[Marxism] Stan Goff comments on Fahrenheit 9/11 critiques

Craven, Jim JCraven at clark.edu
Thu Jul 8 18:48:40 MDT 2004

  Something you wrote caught my attention  . . You wrote,

  "Many who signed up, and even initially wanted to go to the Gulf (hard
to get a CIB or "war credentials/medals"
  necessary for real advancement these days) . . ."

  What evidence do you have that "war credentials/medals" are necessary
for "real advancement".  I confess that I also don't know exactly what
you mean by "real advancement". On the one hand everyone acknowledges
that the majority of front line soldiers are from working  class  or
lumpen background (i.e, the permanently unemployable that capitalism
needs) and are disproportionately representative of minorities.  Do
these "credentials" really provide them the possibility of real
advancement in the society as a whole?  Is there some evidence that this
is the case in a significant way? I also wonder if  young people from
the other end of the social/economic pyramid need such credentials to
achieve "real advancement".

  Paul H. Dillon

Let me try to answer this--or give my opinion and the reasons for it--by
also dovetailing it with something David Quarter wrote:

I agree that most join the army for these reasons .  Yet what about
those who join because it is their only ticket out of poverty, e.g., to
receiving a college education? These are the people I have sympathy for.
Obviously, folks such as Tillman are low lives through and through.  

First of all, I have read some of the literature--from the services
themselves--on the backgrounds of recruits (active duty, versus
Reserves/Guard) and some of their own stated reasons for going in. On
active duty, the poorest of the poor, the ones who may "THINK" there is
no way out of poverty except through the military, are found generally
in the MOS categories having to do with combat arms--particularly at the
"grunt" level. They can also be found as cooks, logistics, truck
drivers, etc. Actually, these days, with the squeeze on the middle class
and many young people unable to qualify for certain financial assistance
because their parents make too much (even though they may not be living
with their parents) many of the new recruits are not from strictly
working class--or at least ultra-poor working class--or
lumpenproletariat as was once the case; many are from families hardly on
the verge of starvation and outright poverty. Although money for college
and specialized training are the top reasons given among recruits in
interviews (not "killing commies/muslims for Jesus, patriotism, making a
difference, defending the country, etc) there are additional reasons as
well: the Audie Murphy Syndrome (nothing like a war to turn a nobody
into a somebody), low self-esteem (become a Ranger or Airborne or
Special Forces and come back home and show that bitch who dumped you in
high school for the quarterback on the football team that you are now a
somebody and now how does she feel about dumping you?), travel (get out
and see the world beyond that in-bred podunk town you were raised in),
adventure (watching too much JAG, war movies etc), a career (retire at
40 years old with a pension, medical benefits--less and less--), and of
course the standard--can't make it on the outside at anything
interesting and that pays more than minimum wage.

Once in, then you get the full dose of ideology designed to help you
rationalize why you went in in the first place.

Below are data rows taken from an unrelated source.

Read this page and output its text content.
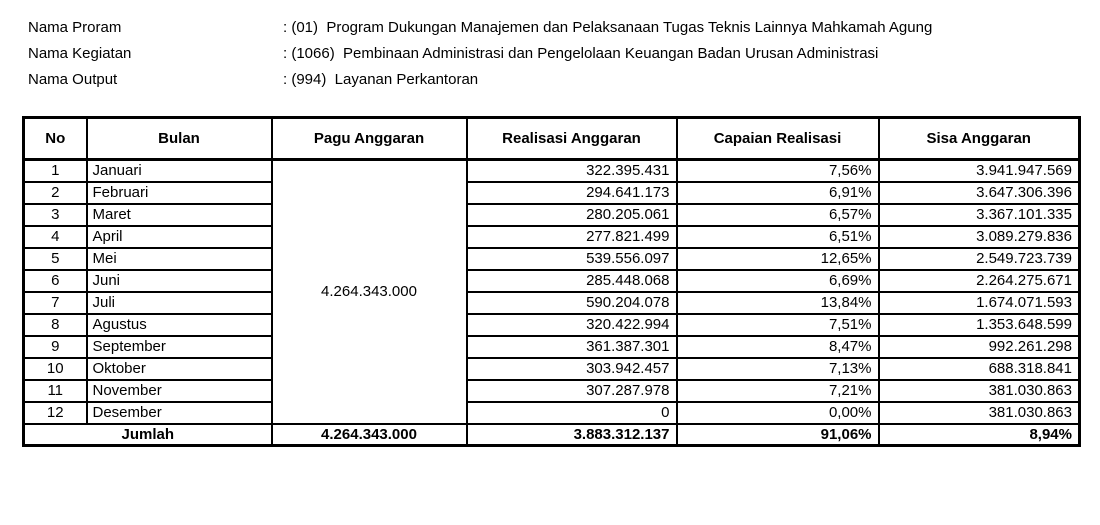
Nama Proram	: (01)  Program Dukungan Manajemen dan Pelaksanaan Tugas Teknis Lainnya Mahkamah Agung
Nama Kegiatan	: (1066)  Pembinaan Administrasi dan Pengelolaan Keuangan Badan Urusan Administrasi
Nama Output	: (994)  Layanan Perkantoran
No	Bulan	Pagu Anggaran	Realisasi Anggaran	Capaian Realisasi	Sisa Anggaran
1	Januari	4.264.343.000	322.395.431	7,56%	3.941.947.569
2	Februari		294.641.173	6,91%	3.647.306.396
3	Maret		280.205.061	6,57%	3.367.101.335
4	April		277.821.499	6,51%	3.089.279.836
5	Mei		539.556.097	12,65%	2.549.723.739
6	Juni		285.448.068	6,69%	2.264.275.671
7	Juli		590.204.078	13,84%	1.674.071.593
8	Agustus		320.422.994	7,51%	1.353.648.599
9	September		361.387.301	8,47%	992.261.298
10	Oktober		303.942.457	7,13%	688.318.841
11	November		307.287.978	7,21%	381.030.863
12	Desember		0	0,00%	381.030.863
Jumlah		4.264.343.000	3.883.312.137	91,06%	8,94%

Although you went in for
strictly mercenary reasons like help with college tuition, and didn't
give a fuck or thought about what and whom you might be really serving
or whom you might really be hurting--and in whose interest--now comes
the icing on the cake to ease your cognitive dissonance problems--if you
are not some kind of sociopath and actually have such problems. No you
are among the elite. You are fighting for freedom. You are the cutting
edge of the most powerful military machine ever known and you are
sacrificing--perhaps life and limbs--so that those at home can live in
"freedom." And you also get a full dose of what it takes to get anywhere
significant promotion-wise. In Army terms, you need a patch on your
right shoulder (unit in a combat area), you need horizontal bars on the
right sleeve (each is six months in combat zone), you need a CIB (combat
infantryman's badge) or combat medic badge, a purple heart is excellent
(particularly if you can get one without too-damaging wounds), a Bronze
Star with V-cluster or Silver Star will take you far coupled with
theater and combat campaign ribbons. And then there is further
specialized training, networking, good performance reviews and most of
all, demonstrating unquestioning loyalty to and being on the same page
with the ideology, mission, goals, objectives and dominant values of
your superiors. All of this is understood and the best evidence is to
look at the ribbons of those at the top and/or look at what the likes of
Haig et al did to get combat decorations they clearly did not
deserve--why did they go after them and engage in all sorts of phony and
desecrating stuff (to those who might have deserved some special award)
to get them?

I know not only from the research, but I was one of them once. And no
amount of liberal hand-wringing and solicitous
"these-poor-souls-with-nowhere-else-to-go-to-escape-poverty" will ever
rationalize or let me off the hook for my having once been a willing
tool, dupe and instrument of U.S. imperialism like so many other willing
accomplices. I am responsible for what I did, whom and what I served and
what victims were created by my own complicity with U.S. imperialism.